– Вовсе вы не старая, – попытался соврать я.
– Сколько тебе?
– Двадцать пять. С половиной. Чуть больше.
– Ну вот. У тебя все еще впереди. А я – старая.
Я так устал, что не хотел идти пешком и поднял руку. Тут же остановился молодой араб на «субару». Белая, с фирменными – родными – стеклами без рам. Я сел на заднее сиденье и закрыл глаза.
«У тебя все впереди», – вспомнился голос Моли.
«Впереди камера на полосу, опасный участок», – поддержал ее на арабском навигатор «субары».
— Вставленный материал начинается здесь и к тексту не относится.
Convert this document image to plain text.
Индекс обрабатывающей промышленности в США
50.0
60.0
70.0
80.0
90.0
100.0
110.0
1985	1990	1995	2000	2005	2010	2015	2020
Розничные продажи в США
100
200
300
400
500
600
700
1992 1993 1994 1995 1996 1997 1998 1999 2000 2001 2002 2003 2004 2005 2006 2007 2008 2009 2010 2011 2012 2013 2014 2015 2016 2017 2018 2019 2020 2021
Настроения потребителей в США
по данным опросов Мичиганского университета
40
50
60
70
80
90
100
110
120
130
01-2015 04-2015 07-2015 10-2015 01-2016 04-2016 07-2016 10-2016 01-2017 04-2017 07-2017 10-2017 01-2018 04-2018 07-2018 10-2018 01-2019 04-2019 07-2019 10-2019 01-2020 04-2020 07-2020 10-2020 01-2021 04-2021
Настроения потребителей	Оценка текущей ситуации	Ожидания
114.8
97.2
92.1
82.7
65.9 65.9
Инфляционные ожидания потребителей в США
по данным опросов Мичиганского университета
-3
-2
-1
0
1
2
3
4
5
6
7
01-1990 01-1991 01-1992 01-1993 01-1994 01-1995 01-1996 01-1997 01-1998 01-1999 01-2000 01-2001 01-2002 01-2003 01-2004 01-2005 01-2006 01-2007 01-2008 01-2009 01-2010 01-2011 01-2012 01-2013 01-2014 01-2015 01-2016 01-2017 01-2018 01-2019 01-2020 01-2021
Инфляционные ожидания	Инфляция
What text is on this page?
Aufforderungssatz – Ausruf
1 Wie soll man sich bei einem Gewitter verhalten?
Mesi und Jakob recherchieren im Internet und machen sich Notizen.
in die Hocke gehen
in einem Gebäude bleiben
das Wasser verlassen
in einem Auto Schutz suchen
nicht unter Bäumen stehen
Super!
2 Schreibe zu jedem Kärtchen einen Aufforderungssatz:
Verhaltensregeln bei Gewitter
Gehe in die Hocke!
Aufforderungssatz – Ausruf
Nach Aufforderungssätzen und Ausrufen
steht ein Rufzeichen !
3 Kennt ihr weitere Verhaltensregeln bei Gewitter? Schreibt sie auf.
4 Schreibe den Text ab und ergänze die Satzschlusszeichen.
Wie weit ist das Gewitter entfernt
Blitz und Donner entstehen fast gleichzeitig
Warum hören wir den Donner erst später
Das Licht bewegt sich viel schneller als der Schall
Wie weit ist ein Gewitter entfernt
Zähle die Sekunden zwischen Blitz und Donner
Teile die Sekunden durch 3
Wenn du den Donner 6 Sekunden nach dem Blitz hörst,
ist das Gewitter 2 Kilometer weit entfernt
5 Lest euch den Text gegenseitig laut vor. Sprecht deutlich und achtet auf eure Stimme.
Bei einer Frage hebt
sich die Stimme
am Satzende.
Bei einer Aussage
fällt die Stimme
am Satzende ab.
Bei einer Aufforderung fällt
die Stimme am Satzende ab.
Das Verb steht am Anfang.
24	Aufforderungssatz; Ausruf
Кажется, я вырубился. Проснулся, когда машина остановилась. То, что было за окном, на Дорот Ришоним никак не походило. Особенно Нева.
– Черт, мосты уже развели. Теперь только через Вантовый, – на чистом русском сказал араб.
Я вышел из машины. Окончательно взленинградило.
На меня смотрел Питер. В глазах – луна, печаль, Достоевский. Черный пес Петербург лежал на мостовой Мойки и никуда не спешил. Морда на лапах. Я присел рядом и угостил пса кошерной ветчиной, купленной в израильском супере.
– Как тебя зовут? – погладил я пса.
– Ты знаешь.
– Откуда ты?
– Я был здесь всегда.
– В Питере?
– Питер не всегда был Питером. А я был здесь всегда.
Пахло огурцами.
– Корюшка пошла, – объяснил мне пес, – пойдем и мы.
И мы пошли. Неведомая сила – та самая, что, по авторитетному мнению Юза Алешковского, спиздила шинель у Акакия Акакиевича, – вела нас по набережным и каналам.
Мы шли по Питеру, и Вадим Курылёв играл нам на псалтири – то самое соло, что не записалось во время концертов «Черный пес Петербург».
Видели пацана лет шести, который сидел у Исаакия на скамейке и при свете фонаря читал вслух книгу «Как построить скворечник». Причем читал он ее голубям. Потом пацан сказал: «Дальше сами», – положил книгу на скамейку и ушел. И фонарь сразу погас.
Видели, как один обоссанный бомж объяснял другому обоссанному бомжу, почему их не пустили в рюмочную «Угрюмочная»: в этом городе даже Пушкина не приняли в масоны. Ему так и сказали эти масоны: это Питер, детка. Причем «Питер» бомж произносил с ятем – «ПитерЪ». Ну это мы по глупости так с черным псом думали, что с ятем. А то, что это не ять, а ер – это нам питерский бомж объяснил. Обоссанный.
Видели надпись на парапете Грибоедовского: «Вика, если ты вернешься, знай – я тебя люблю и не могу без тебя жить. Рома». Каждая буква в человеческий рост, написано смолой и с соблюдением всех правил пунктуации.